Embora muito me divirtam as páginas de Voltaire e as de vários de seus discípulos, são as de Swift que julgo elevarem a ironia a uma manifestação verdadeiramente nobre. Não há dúvida: é preciso gênio para manejar a ironia; mas esta ironia que troça, que suscita um malicioso esticar de lábios, não é expressão de primeira categoria do espírito, lamentavelmente. A ironia de Swift raramente causa esse efeito agradável; o mais das vezes, o que ela causa é assombro. Dificílimo encontrar quem se lhe assemelhe… As linhas de Swift parecem repelir brincadeiras de qualquer espécie; a inteligência que as compreende imerge numa perplexidade que duvida daquilo que lê; é algo muito, muito distante de zombaria, mais parece agressão. Disto, notamos: se a ironia de Voltaire incomoda a muitos; não há quem escape ileso da ironia de Jonathan Swift.

A mais encantadora das sereias

Esta que é a mais encantadora das sereias, a misantropia, parece mesmo afeiçoar-se a artistas e ser-lhes, além de objeto de culto, fonte primária de inspiração. Formosíssima senhora: mais que sereia, musa! E não canso de admirar como são úteis as barreiras levantadas em redor da mente inclinada à arte. Vigny, e não Victor Hugo, e não Lamartine, foi quem personificou a plenitude da vocação poética. E pior para aqueles que buscam motivação entre pedras!

Não importa o quanto se idealize o estilo e a forma…

Não importa o quanto se idealize o estilo e a forma, ambos carecem da execução para solidificarem e alcançarem uma unidade autêntica.
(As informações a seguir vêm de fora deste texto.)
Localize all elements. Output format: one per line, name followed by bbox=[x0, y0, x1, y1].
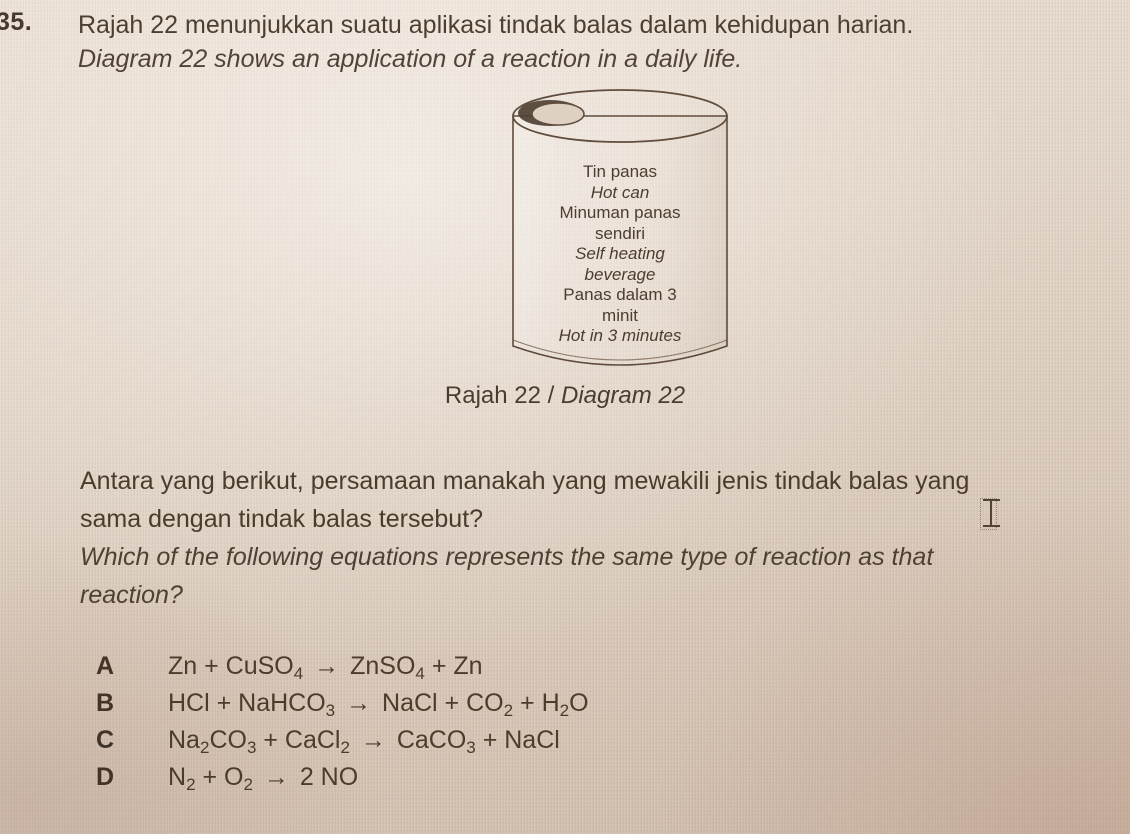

Executada, ou melhor, durante a tentativa de execução, a ideia torna-se mais clara e o artista evolve-a até que ela se lhe encaixe na intenção expressiva. Os lampejos espontâneos que surgem no ato de realização artística, embora não sirvam de alicerce, são frequentemente quanto abrilhanta e faz com que uma obra mereça o adjunto de arte.

Parece incompleta uma obra que não esboce…

Parece incompleta uma obra que não esboce, não arrisque soluções para os problemas que propõe. É inevitável… O alto espírito tem de esforçar-se por uma superação de si mesmo, tem de atrever-se ainda que falhe, ainda que julgue-lhe inútil o esforço após a batalha. É a única forma de aproveitar o juízo como aparato estimulante, como delineador de barreiras a serem vencidas, como desafiante dos limites da vontade. Expor problemas, portanto, parece apenas o marco inicial de um trajeto intelectual que se lhes desprende.